The cohort in the study included 66,372 individuals identified with OUD from 2001 – 2018, with 32.1% having an opioid analgesic prescription prior to OUD identification.
The proportion increased from 3% (n = 79) in 2001 to 41% (n = 1535) in 2011 and decreased to 32.2% (n = 1667) in 2018.
Individuals receiving prescriptions prior to OUD were older and had a higher prevalence of comorbid conditions. The proportion of males grew from 57.9% (n = 4847) to 64.5% (n = 2182).
Across all sources, the percentage of individuals receiving high dose (≥90
MME/day) initial prescriptions decreased from 15.7% (n = 1314) to 14.5% (n = 490).
Long-term (≥7 day) prescriptions decreased from 52.8% (n = 4419) to 43.8% (n = 1484), and concomitant sedative prescriptions decreased from 16.5% (n = 1378) to 10.8% (n = 365).
Over half of initial opioid prescriptions originated from non-acute care visits, with a peak of 56.8% in 2001. The proportion of prescriptions from inpatient visits increased from 19.7% in 2001 to over 28% at the end of the study in 2018.
The probability of receiving non-guideline prescriptions decreased for all 3 measures for inpatient and non-inpatient acute care, but remained stable for non-acute care.

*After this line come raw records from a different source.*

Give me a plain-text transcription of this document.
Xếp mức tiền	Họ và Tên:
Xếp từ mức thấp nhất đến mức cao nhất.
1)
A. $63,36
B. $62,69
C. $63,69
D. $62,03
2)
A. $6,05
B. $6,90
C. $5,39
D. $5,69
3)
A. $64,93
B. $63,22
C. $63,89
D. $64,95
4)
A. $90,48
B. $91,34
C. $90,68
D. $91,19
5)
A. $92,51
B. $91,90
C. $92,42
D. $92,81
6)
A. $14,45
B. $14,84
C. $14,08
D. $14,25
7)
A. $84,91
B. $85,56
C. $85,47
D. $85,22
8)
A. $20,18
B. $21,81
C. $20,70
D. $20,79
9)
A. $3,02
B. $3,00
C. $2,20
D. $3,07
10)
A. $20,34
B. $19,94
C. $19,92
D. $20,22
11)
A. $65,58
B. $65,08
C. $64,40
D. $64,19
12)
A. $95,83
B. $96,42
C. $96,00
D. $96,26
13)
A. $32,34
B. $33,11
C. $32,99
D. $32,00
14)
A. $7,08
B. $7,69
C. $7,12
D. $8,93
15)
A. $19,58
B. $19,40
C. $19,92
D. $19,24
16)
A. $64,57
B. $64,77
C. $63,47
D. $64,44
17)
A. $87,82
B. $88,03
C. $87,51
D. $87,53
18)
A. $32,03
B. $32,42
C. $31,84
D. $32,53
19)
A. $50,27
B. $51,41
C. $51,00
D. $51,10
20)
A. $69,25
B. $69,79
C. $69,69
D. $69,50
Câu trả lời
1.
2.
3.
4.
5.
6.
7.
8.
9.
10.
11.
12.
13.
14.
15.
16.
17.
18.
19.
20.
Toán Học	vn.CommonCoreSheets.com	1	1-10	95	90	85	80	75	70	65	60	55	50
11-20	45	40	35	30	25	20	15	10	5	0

Long-term prescriptions had the highest decrease measures, as inpatient visits decreased from 53.3% (95% CI, 50.9 - 55.8) in 2001 to 37.2% (95% CI, 33.9 - 40.5) in 2018.
Investigators concluded that although opioid analgesic prescription rates prior to OUD identification has declined since a peak in 2011, individuals identified with OUD in 2018 had previously received prescription opioid analgesics.
The team noted that current guidelines in opioid prescription may still need to adapt to reduce opioid use harms for patients and educate prescribers on the dangers.
“While understanding the causal contribution of opioid prescriptions to the rise in OUD prevalence in BC remains critical to evaluating current guidelines, evidence on the implications of opioid prescribing before and after OUD identification may be equally important in shaping policies to reduce opioid-related harms,” investigators wrote.
The study, “Opioid analgesic prescribing for opioid-naïve individuals prior to identification of opioid use disorder in British Columbia, Canada,” was published online in Addiction.